The designs of a trailblazing fashion designer who helped kickstart the female revolution of the 1960s and 70s are on display at the Bendigo Art Gallery.
Mary Quant: Fashion Revolutionary opens on Saturday and showcases the vibrant alternative to the traditional dresses young working women were choosing in the 1960s.
Bendigo Art Gallery director Jessica Bridgfoot said with the coronavirus events of the past 12 months, it was a relief to be able to launch the exhibition originally created by London's Victoria and Albert Museum.
"Things were up in the air for a while and we were wondering at one point if we would be able to deliver this show," she said. "But the V&A really pulled out all stops to make it happen and here we are with our first big international show of the new decade."
Ms Bridgfoot said the gallery had received a positive reaction from patrons since announcing the exhibition at the start of the year.
"A lot of people have been posting on social media, which is always a good litmus test," she said. "We have also had people ringing saying 'I have Quant stockings and a dress, would you like it?' people are really getting on board.
"I think what's unique and great about this exhibition is it's not only an exhibition about a fantastic designer, it's about a social movement. There are a lot of people in Australia who were a part of that (1960s era) and have fond memories of it."
The gallery is able to host 900 people a day to the exhibition under COVID-19 restriction. Ms Bridgfoot believed The Mary Quant exhibit was one of the biggest arts and design exhibitions to launch in Victoria since the end of lockdown.
"That's still a significant amount of people, so we're feeling confident that we will be able to facilitate enough people through gallery to make it a hit but also do it in a safe way," Ms Bridgfoot said.
"Already we have had most pre-ticket sales we have ever had. It shows people are planning.
"The NGV Triennial is huge but this is the other big art and design event that is happening at the moment. Things slowly getting back but we are able to go out with a bang with something that is bright, colourful and joyous. The planets have aligned for us."
Australian fashion designer Prue Acton, who rose to prominence at the same time as Mary Quant in the 1960s, viewed the exhibition at the media launch on Friday.
She said the simple garments were one of the first steps in the female revolution that gathered strong momentum in the 1970s.
"It really was critical is that young girls had some money and opportunity," she said. "We still had no agency over our bodies. There was no legal abortion, we had no bank accounts, no ability to have a mortgage and police wouldn't come if there was domestic violence.
"All those things continued to the '70s but I reckon that revolution that happened in the 1970s started in the 1960s."

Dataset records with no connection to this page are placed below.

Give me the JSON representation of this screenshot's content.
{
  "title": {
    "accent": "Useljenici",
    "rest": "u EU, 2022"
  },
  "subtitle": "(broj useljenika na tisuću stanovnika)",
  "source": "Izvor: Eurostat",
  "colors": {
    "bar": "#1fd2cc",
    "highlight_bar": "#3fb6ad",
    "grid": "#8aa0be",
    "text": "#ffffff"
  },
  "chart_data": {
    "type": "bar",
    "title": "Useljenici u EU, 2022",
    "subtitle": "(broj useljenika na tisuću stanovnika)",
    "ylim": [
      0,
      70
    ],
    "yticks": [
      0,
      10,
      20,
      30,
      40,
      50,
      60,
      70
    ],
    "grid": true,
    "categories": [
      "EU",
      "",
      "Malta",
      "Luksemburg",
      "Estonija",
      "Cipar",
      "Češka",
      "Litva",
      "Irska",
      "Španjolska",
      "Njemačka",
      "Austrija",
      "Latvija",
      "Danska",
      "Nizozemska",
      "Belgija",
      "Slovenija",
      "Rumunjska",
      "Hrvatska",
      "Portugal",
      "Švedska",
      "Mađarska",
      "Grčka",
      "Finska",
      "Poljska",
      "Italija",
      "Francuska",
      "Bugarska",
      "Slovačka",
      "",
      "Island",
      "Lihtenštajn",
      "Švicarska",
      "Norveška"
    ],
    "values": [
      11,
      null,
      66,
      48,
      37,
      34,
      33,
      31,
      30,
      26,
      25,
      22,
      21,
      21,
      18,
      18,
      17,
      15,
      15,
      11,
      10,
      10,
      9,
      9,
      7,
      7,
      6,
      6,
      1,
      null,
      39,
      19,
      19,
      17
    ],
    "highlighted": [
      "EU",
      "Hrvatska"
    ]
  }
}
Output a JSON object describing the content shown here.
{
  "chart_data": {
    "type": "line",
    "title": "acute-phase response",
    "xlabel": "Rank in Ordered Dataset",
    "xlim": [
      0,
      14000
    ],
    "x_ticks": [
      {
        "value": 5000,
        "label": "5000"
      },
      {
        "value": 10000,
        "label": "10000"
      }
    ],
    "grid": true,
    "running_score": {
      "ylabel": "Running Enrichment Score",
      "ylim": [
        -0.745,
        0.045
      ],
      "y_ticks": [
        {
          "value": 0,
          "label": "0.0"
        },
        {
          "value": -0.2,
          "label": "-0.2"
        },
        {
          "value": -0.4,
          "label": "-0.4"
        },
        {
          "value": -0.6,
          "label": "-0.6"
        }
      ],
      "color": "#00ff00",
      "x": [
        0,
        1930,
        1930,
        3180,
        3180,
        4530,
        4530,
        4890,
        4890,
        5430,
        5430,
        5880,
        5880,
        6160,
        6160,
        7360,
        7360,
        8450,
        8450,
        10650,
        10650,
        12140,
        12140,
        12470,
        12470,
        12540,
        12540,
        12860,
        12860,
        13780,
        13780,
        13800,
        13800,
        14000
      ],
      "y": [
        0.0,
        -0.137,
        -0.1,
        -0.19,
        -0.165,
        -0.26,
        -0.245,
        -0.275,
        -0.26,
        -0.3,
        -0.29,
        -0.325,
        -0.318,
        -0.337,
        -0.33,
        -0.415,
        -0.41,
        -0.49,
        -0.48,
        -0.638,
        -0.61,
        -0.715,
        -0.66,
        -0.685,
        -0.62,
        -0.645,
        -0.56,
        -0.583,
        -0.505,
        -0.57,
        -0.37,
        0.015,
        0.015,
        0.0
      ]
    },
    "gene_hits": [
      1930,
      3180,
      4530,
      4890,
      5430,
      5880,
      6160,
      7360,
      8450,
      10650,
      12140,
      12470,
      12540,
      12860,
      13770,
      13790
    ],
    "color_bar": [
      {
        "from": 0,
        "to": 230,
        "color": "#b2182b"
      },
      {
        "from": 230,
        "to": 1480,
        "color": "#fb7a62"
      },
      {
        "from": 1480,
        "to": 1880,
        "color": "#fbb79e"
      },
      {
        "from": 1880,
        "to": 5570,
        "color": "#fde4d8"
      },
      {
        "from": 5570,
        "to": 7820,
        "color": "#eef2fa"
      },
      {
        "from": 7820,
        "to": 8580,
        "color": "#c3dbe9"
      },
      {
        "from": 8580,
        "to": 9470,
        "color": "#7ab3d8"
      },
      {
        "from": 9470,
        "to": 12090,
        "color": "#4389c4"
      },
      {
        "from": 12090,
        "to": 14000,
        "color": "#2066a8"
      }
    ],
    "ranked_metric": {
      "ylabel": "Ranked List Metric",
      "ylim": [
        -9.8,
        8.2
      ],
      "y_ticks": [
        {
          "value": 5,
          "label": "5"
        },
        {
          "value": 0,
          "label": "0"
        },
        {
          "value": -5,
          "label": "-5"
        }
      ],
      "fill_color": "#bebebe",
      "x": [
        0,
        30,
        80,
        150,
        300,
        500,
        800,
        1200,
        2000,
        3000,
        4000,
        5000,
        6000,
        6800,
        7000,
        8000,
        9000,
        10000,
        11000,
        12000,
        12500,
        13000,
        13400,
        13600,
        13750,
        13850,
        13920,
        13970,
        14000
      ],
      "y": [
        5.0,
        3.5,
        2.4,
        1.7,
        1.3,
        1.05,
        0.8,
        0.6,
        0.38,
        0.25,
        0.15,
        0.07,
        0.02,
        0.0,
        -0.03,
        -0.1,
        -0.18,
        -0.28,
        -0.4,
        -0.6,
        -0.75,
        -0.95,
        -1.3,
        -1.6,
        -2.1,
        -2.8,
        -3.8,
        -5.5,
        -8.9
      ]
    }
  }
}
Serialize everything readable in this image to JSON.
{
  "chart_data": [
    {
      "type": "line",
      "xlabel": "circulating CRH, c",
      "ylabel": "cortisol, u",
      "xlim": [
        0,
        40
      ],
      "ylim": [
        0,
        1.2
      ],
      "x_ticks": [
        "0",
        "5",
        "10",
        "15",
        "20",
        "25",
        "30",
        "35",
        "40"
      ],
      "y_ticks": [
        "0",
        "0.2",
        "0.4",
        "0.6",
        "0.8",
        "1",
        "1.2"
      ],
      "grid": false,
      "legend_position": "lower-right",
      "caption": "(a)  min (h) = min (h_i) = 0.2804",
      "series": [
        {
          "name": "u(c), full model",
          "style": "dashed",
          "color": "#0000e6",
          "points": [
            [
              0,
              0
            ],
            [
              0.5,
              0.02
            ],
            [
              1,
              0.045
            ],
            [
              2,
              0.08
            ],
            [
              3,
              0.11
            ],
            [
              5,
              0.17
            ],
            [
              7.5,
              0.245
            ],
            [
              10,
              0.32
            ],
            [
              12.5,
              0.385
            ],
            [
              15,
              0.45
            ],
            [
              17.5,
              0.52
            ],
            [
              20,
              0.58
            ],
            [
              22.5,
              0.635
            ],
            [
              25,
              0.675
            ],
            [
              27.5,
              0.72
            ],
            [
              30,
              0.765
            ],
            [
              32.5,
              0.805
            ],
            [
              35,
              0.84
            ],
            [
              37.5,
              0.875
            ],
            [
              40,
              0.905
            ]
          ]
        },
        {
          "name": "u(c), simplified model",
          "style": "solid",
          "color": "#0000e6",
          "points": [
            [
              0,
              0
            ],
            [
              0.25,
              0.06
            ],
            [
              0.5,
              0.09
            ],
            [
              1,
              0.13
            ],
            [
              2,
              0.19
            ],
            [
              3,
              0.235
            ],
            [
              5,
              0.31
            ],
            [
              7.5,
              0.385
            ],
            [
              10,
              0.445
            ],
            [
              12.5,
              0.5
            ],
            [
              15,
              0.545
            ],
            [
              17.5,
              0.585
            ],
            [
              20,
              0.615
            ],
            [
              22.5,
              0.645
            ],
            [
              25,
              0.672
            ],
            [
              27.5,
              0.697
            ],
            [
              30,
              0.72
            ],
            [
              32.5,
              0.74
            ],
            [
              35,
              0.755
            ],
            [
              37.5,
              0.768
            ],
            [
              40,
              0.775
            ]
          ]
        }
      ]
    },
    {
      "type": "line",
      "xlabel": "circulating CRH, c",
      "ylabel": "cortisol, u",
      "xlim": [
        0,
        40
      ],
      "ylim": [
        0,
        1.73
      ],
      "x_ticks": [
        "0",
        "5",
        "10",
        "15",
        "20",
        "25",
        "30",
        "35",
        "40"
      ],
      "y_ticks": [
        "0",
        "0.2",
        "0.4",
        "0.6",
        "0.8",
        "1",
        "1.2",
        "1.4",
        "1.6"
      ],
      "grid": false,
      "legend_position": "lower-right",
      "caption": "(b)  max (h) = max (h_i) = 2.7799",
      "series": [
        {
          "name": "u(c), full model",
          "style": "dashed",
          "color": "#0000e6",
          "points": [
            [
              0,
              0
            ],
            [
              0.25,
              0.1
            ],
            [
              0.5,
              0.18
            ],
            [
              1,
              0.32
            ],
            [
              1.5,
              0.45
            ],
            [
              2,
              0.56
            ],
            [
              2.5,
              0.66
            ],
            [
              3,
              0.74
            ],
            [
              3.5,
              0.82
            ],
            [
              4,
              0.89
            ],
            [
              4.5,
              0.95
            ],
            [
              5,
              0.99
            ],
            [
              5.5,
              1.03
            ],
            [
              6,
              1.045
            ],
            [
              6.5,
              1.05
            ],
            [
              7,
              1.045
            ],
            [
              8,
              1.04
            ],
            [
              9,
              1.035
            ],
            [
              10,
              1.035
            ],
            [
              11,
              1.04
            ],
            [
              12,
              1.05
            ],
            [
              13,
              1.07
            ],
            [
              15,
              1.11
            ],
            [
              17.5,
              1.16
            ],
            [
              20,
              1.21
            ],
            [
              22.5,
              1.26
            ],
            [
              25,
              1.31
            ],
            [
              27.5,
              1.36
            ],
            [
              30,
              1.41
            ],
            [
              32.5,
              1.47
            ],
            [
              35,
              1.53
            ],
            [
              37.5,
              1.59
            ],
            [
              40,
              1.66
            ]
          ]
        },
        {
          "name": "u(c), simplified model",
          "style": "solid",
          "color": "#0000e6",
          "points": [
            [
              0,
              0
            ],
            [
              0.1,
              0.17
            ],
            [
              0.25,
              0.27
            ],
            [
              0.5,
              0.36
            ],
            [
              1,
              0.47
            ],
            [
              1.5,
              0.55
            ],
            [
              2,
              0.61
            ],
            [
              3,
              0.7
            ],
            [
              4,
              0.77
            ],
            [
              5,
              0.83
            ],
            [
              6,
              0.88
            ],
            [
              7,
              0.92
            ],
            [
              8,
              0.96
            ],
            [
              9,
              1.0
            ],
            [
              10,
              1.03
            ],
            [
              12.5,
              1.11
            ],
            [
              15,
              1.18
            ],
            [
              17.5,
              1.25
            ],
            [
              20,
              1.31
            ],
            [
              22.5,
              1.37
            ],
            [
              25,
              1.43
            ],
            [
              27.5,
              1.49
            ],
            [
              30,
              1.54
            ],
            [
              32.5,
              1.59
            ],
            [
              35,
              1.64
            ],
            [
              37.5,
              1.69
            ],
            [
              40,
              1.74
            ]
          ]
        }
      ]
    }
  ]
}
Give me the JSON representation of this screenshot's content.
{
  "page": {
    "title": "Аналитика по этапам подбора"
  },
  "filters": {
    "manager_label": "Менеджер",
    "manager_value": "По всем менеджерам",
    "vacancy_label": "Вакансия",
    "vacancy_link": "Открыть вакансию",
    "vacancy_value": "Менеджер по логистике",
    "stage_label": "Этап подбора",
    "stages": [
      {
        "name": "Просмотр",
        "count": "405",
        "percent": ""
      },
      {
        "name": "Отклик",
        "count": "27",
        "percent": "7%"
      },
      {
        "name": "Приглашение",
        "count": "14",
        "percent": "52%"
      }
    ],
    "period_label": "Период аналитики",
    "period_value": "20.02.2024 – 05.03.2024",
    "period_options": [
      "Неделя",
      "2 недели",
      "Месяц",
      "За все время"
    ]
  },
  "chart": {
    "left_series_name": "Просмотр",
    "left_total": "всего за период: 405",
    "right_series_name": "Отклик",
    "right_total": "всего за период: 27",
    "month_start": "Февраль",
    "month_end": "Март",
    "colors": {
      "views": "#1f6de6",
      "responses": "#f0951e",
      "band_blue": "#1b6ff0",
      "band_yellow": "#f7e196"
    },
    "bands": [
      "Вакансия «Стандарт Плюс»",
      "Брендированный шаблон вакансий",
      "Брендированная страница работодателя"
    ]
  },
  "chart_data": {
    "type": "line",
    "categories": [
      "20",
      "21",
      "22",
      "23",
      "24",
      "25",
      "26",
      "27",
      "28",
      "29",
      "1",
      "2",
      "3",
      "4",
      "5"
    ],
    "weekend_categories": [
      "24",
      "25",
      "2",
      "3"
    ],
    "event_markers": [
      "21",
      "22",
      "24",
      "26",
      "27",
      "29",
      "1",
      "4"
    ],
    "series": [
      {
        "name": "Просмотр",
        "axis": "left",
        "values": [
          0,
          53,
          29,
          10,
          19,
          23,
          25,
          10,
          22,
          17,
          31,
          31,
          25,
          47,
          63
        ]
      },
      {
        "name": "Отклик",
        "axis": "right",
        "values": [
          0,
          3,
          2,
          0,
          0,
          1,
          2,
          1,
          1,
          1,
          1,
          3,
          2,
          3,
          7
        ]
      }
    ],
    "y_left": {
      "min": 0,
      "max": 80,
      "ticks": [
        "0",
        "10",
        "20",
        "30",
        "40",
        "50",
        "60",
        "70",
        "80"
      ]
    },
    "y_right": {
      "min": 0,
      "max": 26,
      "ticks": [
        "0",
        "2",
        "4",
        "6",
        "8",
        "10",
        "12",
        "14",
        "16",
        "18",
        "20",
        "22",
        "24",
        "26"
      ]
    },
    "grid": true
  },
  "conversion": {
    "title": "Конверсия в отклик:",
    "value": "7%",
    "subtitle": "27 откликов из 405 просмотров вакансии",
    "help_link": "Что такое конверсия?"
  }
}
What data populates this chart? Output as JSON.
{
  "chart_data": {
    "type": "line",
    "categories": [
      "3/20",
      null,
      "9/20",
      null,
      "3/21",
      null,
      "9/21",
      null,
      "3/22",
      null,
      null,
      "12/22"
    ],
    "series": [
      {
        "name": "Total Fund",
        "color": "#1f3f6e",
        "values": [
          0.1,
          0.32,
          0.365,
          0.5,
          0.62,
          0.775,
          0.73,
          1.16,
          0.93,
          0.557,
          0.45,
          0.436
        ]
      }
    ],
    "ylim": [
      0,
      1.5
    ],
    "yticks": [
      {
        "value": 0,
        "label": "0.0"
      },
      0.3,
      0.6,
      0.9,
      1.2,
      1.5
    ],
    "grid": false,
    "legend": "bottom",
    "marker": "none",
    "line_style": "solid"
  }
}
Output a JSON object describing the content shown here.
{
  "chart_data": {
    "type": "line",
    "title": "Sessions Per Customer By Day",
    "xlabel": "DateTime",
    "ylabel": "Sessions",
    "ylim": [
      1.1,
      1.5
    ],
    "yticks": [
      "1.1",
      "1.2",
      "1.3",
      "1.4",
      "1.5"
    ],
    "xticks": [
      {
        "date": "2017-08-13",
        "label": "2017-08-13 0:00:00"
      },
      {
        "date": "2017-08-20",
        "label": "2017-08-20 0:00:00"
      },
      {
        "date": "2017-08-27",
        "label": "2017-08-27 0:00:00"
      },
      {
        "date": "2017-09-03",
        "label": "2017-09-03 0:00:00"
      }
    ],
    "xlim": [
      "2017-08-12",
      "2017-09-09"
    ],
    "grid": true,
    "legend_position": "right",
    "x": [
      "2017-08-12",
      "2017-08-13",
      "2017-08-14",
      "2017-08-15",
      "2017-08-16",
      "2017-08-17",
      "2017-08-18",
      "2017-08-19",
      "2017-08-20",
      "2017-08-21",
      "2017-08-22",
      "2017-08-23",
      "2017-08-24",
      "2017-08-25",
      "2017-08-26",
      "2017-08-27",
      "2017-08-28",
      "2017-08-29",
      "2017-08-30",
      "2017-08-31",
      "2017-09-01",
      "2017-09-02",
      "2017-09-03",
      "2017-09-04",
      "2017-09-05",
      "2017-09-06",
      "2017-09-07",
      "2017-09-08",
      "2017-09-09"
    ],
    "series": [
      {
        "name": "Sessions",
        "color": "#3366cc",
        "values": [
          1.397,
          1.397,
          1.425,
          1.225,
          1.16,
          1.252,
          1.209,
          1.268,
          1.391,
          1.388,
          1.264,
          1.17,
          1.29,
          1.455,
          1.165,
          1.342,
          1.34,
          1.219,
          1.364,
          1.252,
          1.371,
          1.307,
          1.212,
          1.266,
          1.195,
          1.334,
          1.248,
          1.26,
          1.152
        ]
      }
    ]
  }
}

Ms Acton began designing dresses in the late 1950s at art school before launching her own label in 1961.
"I was making a new dress every week to go out dancing in and I remember my friends saying you're going to be Australia's Mary Quant," Ms Acton said. "I hadn't even thought of being fashion designer, that was my first intro to her.
"In 1961 my own label it took off and I ended up in New York just after Mary Quant had her show in Young New Yorker at Lord and Taylor on Fifth Avenue. Then Yves Saint Laurent (showed) and then me.
"They're very simple garments that aren't over-styled. They're colourful, easy to wear and, of course, they went shorter until Mary Quant labelled them 'the mini'."